We’re seeing those tendencies reflected in resistance to measures aimed at slowing COVID-19. And those who’ve fought more racial and economic justice, particularly south of us, have known for decades of the resistance to change.

Historically, such delaying and obfuscating efforts have been successful, as changes have come slowly when they’ve come at all. That’s true even when popular opinion is on side, and there’s little in the way of cost to the public, as with banning certain harmful pesticides or the propellants blamed for depleting the ozone layer.

But it’s a different story with climate change, for instance, which seems like a larger problem, and one that comes with a hit to our wallets, directly or otherwise. We avoid the subject, as it might lead to lifestyle changes, or even extra costs. Of course, we can mitigate greenhouse gases today, or we can pay out much more tomorrow for the devastating impacts of climate change, costs that will make the current billions spent on post-disaster cleanups seem paltry.

The public is increasingly aware of this, yet governments continue to do little more than give lip service to the issue – witness the string of conferences and summits that generate naught by hot air.
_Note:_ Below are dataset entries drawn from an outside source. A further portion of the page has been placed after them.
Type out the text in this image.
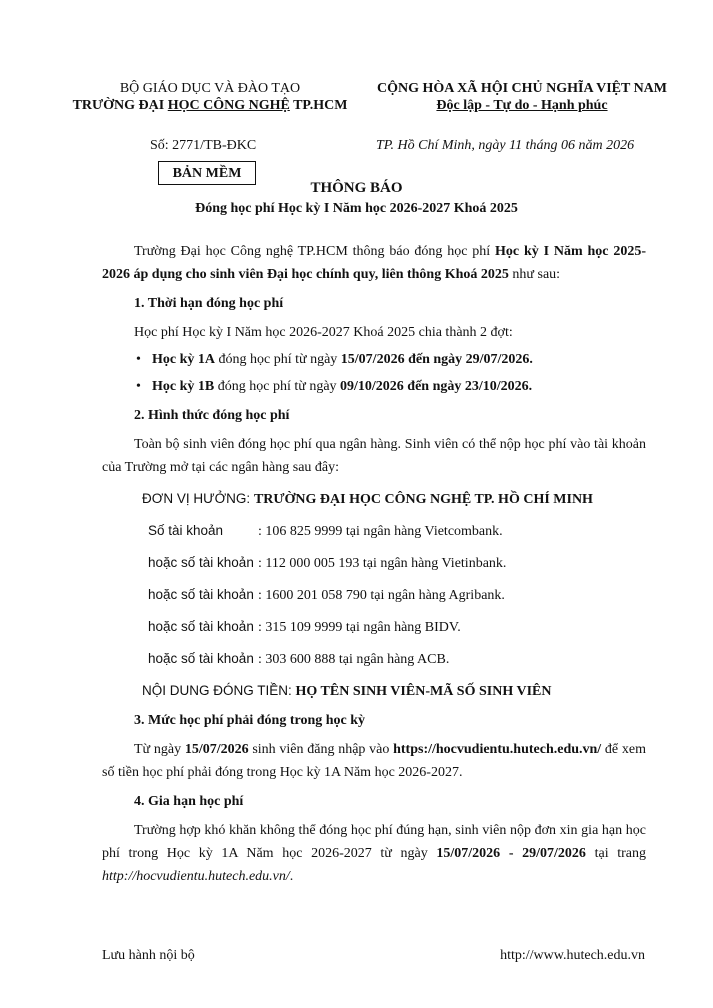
BỘ GIÁO DỤC VÀ ĐÀO TẠO
TRƯỜNG ĐẠI HỌC CÔNG NGHỆ TP.HCM
CỘNG HÒA XÃ HỘI CHỦ NGHĨA VIỆT NAM
Độc lập - Tự do - Hạnh phúc
Số: 2771/TB-ĐKC	TP. Hồ Chí Minh, ngày 11 tháng 06 năm 2026
BẢN MỀM
THÔNG BÁO
Đóng học phí Học kỳ I Năm học 2026-2027 Khoá 2025

Trường Đại học Công nghệ TP.HCM thông báo đóng học phí Học kỳ I Năm học 2025-2026 áp dụng cho sinh viên Đại học chính quy, liên thông Khoá 2025 như sau:

1. Thời hạn đóng học phí
Học phí Học kỳ I Năm học 2026-2027 Khoá 2025 chia thành 2 đợt:
• Học kỳ 1A đóng học phí từ ngày 15/07/2026 đến ngày 29/07/2026.
• Học kỳ 1B đóng học phí từ ngày 09/10/2026 đến ngày 23/10/2026.
2. Hình thức đóng học phí

Toàn bộ sinh viên đóng học phí qua ngân hàng. Sinh viên có thể nộp học phí vào tài khoản của Trường mở tại các ngân hàng sau đây:

ĐƠN VỊ HƯỞNG: TRƯỜNG ĐẠI HỌC CÔNG NGHỆ TP. HỒ CHÍ MINH
Số tài khoản : 106 825 9999 tại ngân hàng Vietcombank.
hoặc số tài khoản : 112 000 005 193 tại ngân hàng Vietinbank.
hoặc số tài khoản : 1600 201 058 790 tại ngân hàng Agribank.
hoặc số tài khoản : 315 109 9999 tại ngân hàng BIDV.
hoặc số tài khoản : 303 600 888 tại ngân hàng ACB.
NỘI DUNG ĐÓNG TIỀN: HỌ TÊN SINH VIÊN-MÃ SỐ SINH VIÊN
3. Mức học phí phải đóng trong học kỳ

Từ ngày 15/07/2026 sinh viên đăng nhập vào https://hocvudientu.hutech.edu.vn/ để xem số tiền học phí phải đóng trong Học kỳ 1A Năm học 2026-2027.

4. Gia hạn học phí

Trường hợp khó khăn không thể đóng học phí đúng hạn, sinh viên nộp đơn xin gia hạn học phí trong Học kỳ 1A Năm học 2026-2027 từ ngày 15/07/2026 - 29/07/2026 tại trang http://hocvudientu.hutech.edu.vn/.

Lưu hành nội bộ	http://www.hutech.edu.vn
In the end, it’s the money and the power it buys that dictates what actually happens.

Still, the current climate gives us pause to consider, calling attention to inequities and to challenge the rest of us to think about a political and economic system that in essence encourages us to be selfish and not to take into consideration what we can do for each other as a community – to forego our humanity.

The protestors give lie to the notion that our system of government – our democracy – is based on the consent of the governed. Government policies that run contrary to the public interest – an increasing proportion of its actions – surely are the opposite of what we’d consent to. They benefit the one per cent at the expense of the 99, as the memorable slogan reminds us.

Who is responsible for that? Certainly those who’ve benefited have fostered an unending propaganda campaign that’s been every bit as effective in sweeping aside citizenship as the corporate marketing has been in turning us into consumers. We’ve happily abdicated power and responsibility for the comforts of our lives. Excuses about being busy are just that. Still, we’ve opted for the distractions, and can’t even be bothered to show up at the voting booth for five minutes every four years. As a result, we’ve got the government we deserve, one that acts against our interests and against the common good.

We’ve tuned out, bought into consumerism and the ideal of rugged individualism while enjoying the fruits of what years of community-minded spirit and policies brought us.

Those with harmful agendas are ever-eager to put a crisis to use. It’s up to us to parlay a string of unprecedented happenings into fundamental change for the public’s benefit.